LR parsers, what are they really

I recently went back to school on parsers. I always had an involuntary mental resistance to the whole field, because the theory, while well-established, is inelegant. Oh, it starts out pretty enough, with the regular languages, but from there it gets gradually worse and worse until you’re reading things like “and if there are any slots with multiple entries in table X, then the grammar isn’t LR(1).” The algorithm as definition.

Plus, I was totally unable to map the workings of LR parsers to anything else in my experience. So, apropos of that, here’s a journal entry from my wanderings in the wilderness:

The stack in an LR parser is a lot like the C stack.

When you reach the end of a production, you return, popping the stack—much like how returning from a C function pops its stack frame. Of course, in C, the return address is on the stack; whereas in an LR parser, you instead use the corresponding stack value to look up the next state in a goto table... rather like returning to a switch statement.

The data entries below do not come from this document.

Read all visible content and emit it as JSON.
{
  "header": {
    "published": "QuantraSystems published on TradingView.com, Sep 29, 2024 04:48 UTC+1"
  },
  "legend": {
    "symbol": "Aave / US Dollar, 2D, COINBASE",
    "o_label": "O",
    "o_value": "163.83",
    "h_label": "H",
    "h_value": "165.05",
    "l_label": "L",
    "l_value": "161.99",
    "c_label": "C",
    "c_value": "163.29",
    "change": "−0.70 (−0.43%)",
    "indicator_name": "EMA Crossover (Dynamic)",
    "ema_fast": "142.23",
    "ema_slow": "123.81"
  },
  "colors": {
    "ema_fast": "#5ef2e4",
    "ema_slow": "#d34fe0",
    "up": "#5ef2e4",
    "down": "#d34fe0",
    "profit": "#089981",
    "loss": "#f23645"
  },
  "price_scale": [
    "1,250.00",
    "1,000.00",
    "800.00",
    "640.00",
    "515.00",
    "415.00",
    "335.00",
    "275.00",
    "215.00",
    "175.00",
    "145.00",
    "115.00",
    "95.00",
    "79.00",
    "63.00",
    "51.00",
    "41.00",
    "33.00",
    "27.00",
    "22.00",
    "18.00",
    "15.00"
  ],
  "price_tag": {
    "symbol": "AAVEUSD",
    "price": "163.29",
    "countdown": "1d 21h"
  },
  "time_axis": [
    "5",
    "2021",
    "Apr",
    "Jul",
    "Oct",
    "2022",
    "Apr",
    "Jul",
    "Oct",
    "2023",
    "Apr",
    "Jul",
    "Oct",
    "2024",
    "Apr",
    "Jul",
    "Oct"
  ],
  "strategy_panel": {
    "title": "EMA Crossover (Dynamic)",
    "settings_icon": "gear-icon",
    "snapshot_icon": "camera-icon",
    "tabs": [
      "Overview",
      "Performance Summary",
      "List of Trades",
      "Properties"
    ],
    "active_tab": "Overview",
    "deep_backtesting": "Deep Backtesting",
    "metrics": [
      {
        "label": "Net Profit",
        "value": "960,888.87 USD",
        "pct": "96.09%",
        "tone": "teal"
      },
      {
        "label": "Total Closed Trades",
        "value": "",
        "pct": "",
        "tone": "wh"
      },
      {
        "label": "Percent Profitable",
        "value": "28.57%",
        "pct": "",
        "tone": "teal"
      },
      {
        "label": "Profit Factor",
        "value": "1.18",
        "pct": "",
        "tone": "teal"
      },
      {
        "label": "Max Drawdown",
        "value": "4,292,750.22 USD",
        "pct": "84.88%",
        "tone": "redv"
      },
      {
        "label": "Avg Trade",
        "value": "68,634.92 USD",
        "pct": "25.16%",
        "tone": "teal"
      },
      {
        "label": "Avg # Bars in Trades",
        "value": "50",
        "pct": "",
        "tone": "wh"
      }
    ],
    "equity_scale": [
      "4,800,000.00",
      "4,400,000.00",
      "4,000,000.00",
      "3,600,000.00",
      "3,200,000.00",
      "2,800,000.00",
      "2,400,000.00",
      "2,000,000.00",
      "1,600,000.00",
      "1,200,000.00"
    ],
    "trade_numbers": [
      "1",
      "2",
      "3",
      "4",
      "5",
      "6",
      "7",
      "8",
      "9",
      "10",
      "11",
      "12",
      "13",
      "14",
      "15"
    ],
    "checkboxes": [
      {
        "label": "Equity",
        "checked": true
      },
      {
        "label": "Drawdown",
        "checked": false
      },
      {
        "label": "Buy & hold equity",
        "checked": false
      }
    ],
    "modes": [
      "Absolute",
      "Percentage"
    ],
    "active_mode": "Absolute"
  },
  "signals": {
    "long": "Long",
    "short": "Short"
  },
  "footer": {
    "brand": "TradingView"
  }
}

Like the C stack, the LR stack is heterogenous. A typical stack data structure contains elements that are all the same type. While you can certainly write an LR parser where the stack is just a stack of grammar symbols, you can also assign a different type to every terminal and nonterminal in your grammar, even types of different sizes, and the whole scheme still works. In fact, real parsers do use the LR stack to store partially built parse trees, although I don’t know that they support nonterminals of many different types. They probably should.

I think of each state in an LR parser as a quantum superposition of possible parses of the input so far. The next token might rule out some of these possibilities, fully or partially collapsing the waveform. What makes it LR is that at any given point, all the possible parses happen to assign exactly the same types to everything on the stack, by construction. I imagine a plain old C program (maybe a recursive descent parser) throwing up its hands and saying, “well, it's not clear which branch to take, we’d better just take them all” and splitting off half a dozen universes. The situation remains miraculously executable on normal hardware, because of this curious stack discipline: all the possible universes end up doing exactly the same thing with the same data at each step.

LR parsers, and automata generally, feel like debuggers to me. It’s hard to put my finger on it: something about the notion of “stepping”, and considering all the program code and state as mere data. The table generation algorithm is abstract interpretation of… something; but again, I’m not sure what. An Earley parser, maybe? The grammar itself, somehow considered as a program?